Power BI also supports integration with Azure Cognitive Services directly as a premium feature. The services supported are sentiment analysis, key phrase extraction, language detection, and image tagging.
It also supports the Cortana or Bot Framework, which allows for the provisioning of results for the verbal data query given using natural language.
Finally, Power BI also offers four powerful AI visualizations, helpful in delving deeper into data, generating insights, and identifying trends that may be difficult to observe.

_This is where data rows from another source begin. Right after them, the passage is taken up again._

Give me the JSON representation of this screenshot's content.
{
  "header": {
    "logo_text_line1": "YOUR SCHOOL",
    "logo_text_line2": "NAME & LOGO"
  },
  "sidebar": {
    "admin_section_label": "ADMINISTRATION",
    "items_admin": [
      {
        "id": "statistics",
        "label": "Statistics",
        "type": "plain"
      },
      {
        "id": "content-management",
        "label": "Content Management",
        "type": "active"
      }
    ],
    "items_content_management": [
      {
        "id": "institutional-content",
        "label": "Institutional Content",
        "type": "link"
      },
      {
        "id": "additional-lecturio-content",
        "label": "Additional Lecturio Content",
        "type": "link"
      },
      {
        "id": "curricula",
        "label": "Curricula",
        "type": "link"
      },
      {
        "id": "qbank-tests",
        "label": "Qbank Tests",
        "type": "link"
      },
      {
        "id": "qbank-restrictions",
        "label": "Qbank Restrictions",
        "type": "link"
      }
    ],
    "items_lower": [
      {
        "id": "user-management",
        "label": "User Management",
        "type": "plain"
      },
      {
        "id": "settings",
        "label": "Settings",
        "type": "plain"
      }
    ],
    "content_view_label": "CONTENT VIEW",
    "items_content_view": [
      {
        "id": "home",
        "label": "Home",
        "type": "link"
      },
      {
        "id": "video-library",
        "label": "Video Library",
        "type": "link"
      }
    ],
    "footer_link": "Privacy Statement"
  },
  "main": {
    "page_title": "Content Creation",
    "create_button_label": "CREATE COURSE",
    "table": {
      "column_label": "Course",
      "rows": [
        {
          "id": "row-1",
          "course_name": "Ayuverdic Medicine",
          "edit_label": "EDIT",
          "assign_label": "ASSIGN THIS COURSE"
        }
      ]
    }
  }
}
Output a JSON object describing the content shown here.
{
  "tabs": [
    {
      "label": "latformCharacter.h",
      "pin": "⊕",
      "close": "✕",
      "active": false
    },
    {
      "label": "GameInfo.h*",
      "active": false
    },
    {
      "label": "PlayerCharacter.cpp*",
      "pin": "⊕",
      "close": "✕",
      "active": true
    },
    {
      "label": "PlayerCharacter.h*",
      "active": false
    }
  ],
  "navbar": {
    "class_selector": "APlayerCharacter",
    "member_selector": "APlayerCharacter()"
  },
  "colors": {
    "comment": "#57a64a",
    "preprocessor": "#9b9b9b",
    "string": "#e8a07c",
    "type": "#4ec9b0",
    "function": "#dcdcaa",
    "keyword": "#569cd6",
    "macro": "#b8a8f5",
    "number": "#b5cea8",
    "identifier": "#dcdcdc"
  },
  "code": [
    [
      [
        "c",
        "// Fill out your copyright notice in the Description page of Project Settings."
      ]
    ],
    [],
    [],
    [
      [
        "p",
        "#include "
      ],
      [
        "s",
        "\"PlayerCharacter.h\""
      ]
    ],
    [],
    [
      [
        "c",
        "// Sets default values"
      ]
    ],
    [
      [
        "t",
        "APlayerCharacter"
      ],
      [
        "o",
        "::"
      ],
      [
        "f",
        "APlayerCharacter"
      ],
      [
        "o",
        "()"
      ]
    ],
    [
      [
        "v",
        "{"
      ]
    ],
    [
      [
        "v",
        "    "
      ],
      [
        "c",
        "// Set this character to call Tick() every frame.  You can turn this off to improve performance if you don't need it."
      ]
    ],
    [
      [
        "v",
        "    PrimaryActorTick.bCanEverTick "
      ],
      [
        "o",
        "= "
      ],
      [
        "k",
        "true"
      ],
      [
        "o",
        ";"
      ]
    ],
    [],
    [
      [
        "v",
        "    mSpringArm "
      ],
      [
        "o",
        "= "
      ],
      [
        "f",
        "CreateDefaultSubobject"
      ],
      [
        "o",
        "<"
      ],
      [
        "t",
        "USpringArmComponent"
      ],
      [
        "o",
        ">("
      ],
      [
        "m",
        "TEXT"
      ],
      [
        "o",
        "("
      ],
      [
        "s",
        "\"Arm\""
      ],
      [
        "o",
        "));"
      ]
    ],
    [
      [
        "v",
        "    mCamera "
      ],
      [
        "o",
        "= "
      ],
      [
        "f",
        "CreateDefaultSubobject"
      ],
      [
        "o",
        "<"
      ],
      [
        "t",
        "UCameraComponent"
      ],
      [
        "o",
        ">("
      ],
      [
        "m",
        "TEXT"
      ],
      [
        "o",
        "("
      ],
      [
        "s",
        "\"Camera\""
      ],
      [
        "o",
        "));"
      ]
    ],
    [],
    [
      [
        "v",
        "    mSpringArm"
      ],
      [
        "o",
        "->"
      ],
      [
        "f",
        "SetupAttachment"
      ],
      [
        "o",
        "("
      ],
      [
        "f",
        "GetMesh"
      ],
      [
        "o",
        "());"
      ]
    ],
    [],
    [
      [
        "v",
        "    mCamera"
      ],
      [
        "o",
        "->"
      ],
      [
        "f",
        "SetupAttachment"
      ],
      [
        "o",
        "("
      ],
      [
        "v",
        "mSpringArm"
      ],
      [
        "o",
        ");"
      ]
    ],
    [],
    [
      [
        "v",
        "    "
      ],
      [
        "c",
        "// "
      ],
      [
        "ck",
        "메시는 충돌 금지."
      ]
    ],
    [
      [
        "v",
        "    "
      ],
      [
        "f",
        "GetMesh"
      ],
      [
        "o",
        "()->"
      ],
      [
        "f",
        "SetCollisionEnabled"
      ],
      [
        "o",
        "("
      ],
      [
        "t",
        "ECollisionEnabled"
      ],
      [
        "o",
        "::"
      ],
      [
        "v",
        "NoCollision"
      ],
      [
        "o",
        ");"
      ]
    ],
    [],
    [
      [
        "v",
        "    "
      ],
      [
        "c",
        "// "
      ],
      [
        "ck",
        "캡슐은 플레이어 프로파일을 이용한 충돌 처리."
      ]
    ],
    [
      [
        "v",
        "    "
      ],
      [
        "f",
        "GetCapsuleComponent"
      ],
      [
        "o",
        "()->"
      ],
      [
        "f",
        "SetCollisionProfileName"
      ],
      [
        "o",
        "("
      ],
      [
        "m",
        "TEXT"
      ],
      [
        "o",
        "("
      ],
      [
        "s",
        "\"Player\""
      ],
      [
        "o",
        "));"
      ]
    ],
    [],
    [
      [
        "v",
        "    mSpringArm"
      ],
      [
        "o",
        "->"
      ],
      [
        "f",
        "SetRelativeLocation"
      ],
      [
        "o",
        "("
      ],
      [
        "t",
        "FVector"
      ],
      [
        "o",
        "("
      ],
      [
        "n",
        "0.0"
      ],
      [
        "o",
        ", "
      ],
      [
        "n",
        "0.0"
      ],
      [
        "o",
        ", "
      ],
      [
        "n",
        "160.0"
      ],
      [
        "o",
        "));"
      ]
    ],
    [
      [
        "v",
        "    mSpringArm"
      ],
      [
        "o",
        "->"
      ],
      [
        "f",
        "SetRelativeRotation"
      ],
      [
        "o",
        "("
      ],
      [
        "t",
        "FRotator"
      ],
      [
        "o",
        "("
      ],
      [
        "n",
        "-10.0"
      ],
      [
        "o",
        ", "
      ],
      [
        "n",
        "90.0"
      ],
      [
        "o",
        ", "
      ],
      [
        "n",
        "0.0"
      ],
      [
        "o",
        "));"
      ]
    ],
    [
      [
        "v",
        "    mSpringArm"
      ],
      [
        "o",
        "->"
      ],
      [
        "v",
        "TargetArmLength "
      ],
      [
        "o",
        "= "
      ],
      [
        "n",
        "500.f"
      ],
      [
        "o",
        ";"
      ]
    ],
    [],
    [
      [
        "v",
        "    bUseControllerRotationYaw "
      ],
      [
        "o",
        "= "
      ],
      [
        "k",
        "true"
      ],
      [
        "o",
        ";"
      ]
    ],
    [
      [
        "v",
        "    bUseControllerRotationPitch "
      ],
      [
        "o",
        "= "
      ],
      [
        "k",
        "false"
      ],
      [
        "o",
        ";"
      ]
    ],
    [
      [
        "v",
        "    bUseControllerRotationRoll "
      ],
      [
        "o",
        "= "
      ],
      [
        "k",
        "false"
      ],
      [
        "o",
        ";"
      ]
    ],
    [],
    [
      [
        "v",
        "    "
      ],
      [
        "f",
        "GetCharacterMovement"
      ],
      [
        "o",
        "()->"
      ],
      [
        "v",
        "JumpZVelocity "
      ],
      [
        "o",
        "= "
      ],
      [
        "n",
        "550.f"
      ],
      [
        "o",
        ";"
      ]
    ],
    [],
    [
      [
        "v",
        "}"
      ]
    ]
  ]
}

These visualizations include:
- Q&A visualization (capable of understanding natural language questions)
- Key influencers visualization (for identification of factors driving a KPI)
- Decomposition tree visualization (for visualization of data across multiple dimensions)
- Distribution change bar chart (for analysis of distribution in a subset of data)
Power BI is secure
Power BI offers four layers of security:
- Privacy levels in Power Query
- Row-level security (RLS) in Power BI
- Office 365 sensitivity label
- Power BI workspace security
Each covers a specific area that we'll briefly discuss.
Privacy levels in Power Query
Allow only authorized users to view sensitive data. Each level is defined by the level of privacy: private, organizational, and public. These levels prevent the leakage of sensitive data.
Row-level security in Power BI
Restricts data at the row level within a report. This provides filters that restrict access to rows in a database. Under this, there are also two main types of RLS: Static RLS and Dynamic RLS.
The sensitivity label in Office 365
Helpful when classifying content without using protection settings. This allows for certain parts of content to remain restricted. It also ensures sensitive data is kept hidden and protected when saved outside Power BI.
Power BI workspace security
Controls access to reports and datasets that are published by implementing permissions and roles. Workspace has four roles: admin, member, contributor, and viewer.
Some security best practices while using Power BI include:
- Using Azure AD Conditional Access to turn on multifactor authentication (MFA)
- Restriction of user access from locations that aren't trusted
- Being selective about permissions you grant in workspaces
All these ensure your dashboards, reports, and applications are shared and published safely within or outside the organization.
It allows for integration of various data sources
Finally, another benefit of Power BI is the seamless integration of other data from different sources and its support for different types.
This integration includes Microsoft applications such as:
- Azure (Azure Data Warehouse)
- Office 365
- Dynamics 365
However, integration with non-Microsoft products such as Dropbox, Google Analytics, and Salesforce is also easy.
Power BI also integrates common file data sources such as Excel spreadsheets, CSV files, and data located on-premises such as SQL databases.
Lastly, it also supports database sources like Oracle database and Snowflake. Furthermore, it easily supports connecting multiple data sources and adding new sources with the help of the Power Query editor.
When creating a common data model or combining data from different sources, they are all stored in a centralized location, making it easily accessible.
Power BI comes with other significant benefits such as R integrations, interactive visualizations, regular monthly updates, no constraints in terms of memory and speed, and others.
The platform continues to grow in popularity among data analysts. Users enjoy the ease of putting together and sharing reports, dashboards, and applications from various data sources.